Chicago White Sox – No. 38
- Pitcher
- Born: June 5, 1998 (age 28) Mission Hills, California, U.S.
- Bats: LeftThrows: Left

MLB debut
- June 7, 2023, for the Boston Red Sox

MLB statistics (through September 18, 2026)
- Win–loss record: 7–2
- Earned run average: 4.34
- Strikeouts: 114
- Stats at Baseball Reference

Teams
- Boston Red Sox (2023, 2025); Chicago White Sox (2026–present);

= Chris Murphy (baseball) =

American baseball player (born 1998)

Christopher Michael Murphy (born June 5, 1998) is an American professional baseball pitcher for the Chicago White Sox of Major League Baseball (MLB). He has previously played in MLB for the Boston Red Sox.

==Early life and amateur career==
Murphy grew up in Granada Hills, California, and attended Granada Hills Charter High School. He was named the CIF Los Angeles City Section's Most Valuable Pitcher as a senior.

Murphy played college baseball for the San Diego Toreros for three seasons. He was named a Freshman All-American by Collegiate Baseball after posting a 3–4 win–loss record with a 4.17 earned run average (ERA) and a team-high 89 strikeouts. In 2018, he played collegiate summer baseball with the Brewster Whitecaps of the Cape Cod Baseball League. As a junior, Murphy went 4–3 with a 3.50 ERA and 87 strikeouts with 43 walks over 64 1/3 innings pitched.

==Professional career==
===Boston Red Sox===
Murphy was selected in the sixth round of the 2019 MLB draft by the Boston Red Sox. After signing with the team, he was assigned to the Low-A Lowell Spinners and posted a 1.08 ERA with 34 strikeouts in 33 1/3 innings pitched. He did not play in a game in 2020 due to the cancellation of the minor league season because of the COVID-19 pandemic. Murphy began the 2021 season with the High-A Greenville Drive before being promoted to the Double-A Portland Sea Dogs. Overall with both teams during 2021, Murphy made 21 appearances (20 starts), compiling a 4.62 ERA and 8–5 record while striking out 128 batters in 101 1/3 innings.

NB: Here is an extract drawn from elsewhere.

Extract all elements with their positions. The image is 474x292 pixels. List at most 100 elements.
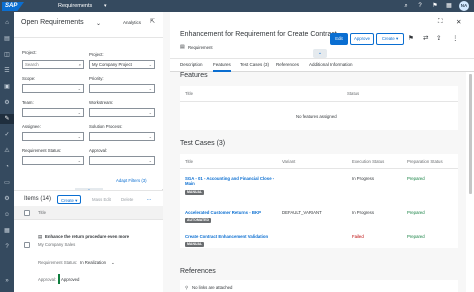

Murphy began the 2022 season with Portland. He made his Triple-A debut with the Worcester Red Sox on June 30. Overall with both teams, Murphy pitched to a 7–11 record in 30 games (28 starts), posting a 4.03 ERA while striking out 149 batters in 152 innings.

On November 15, 2022, the Red Sox added Murphy to the 40-man roster to protect him from the Rule 5 draft. Murphy was optioned to Triple-A Worcester to begin the 2023 season. In 10 games (9 starts) for Worcester through early June, Murphy registered a 7.71 ERA with 42 strikeouts in 39 2/3 innings pitched. He was added to Boston's active major-league roster on June 6. He made his MLB debut the following day, pitching 3 1/3 innings of scoreless relief again the Cleveland Guardians. He was optioned back to Worcester on June 8, was briefly on Boston's roster for a doubleheader on June 18, and was recalled on June 23. Murphy impressed in his first long stint with Boston, serving primarily as a bulk reliever. On August 11, Murphy earned his first major-league save, pitching three shutout innings against the Detroit Tigers. He split time between Boston and Worcester during the second-half of August and during September.

Murphy was placed on the 60–day injured list to begin the 2024 season after suffering a left UCL sprain in his left elbow. He underwent Tommy John surgery on April 10, 2024, ending his season. On June 28, 2025, Murphy was activated from the injured list and added to Boston's active roster. He pitched two scoreless innings that day during a Red Sox win, his first major-league appearance since September 2023.

===Chicago White Sox===
On November 18, 2025, the Red Sox traded Murphy to the Chicago White Sox in exchange for catcher Ronny Hernandez.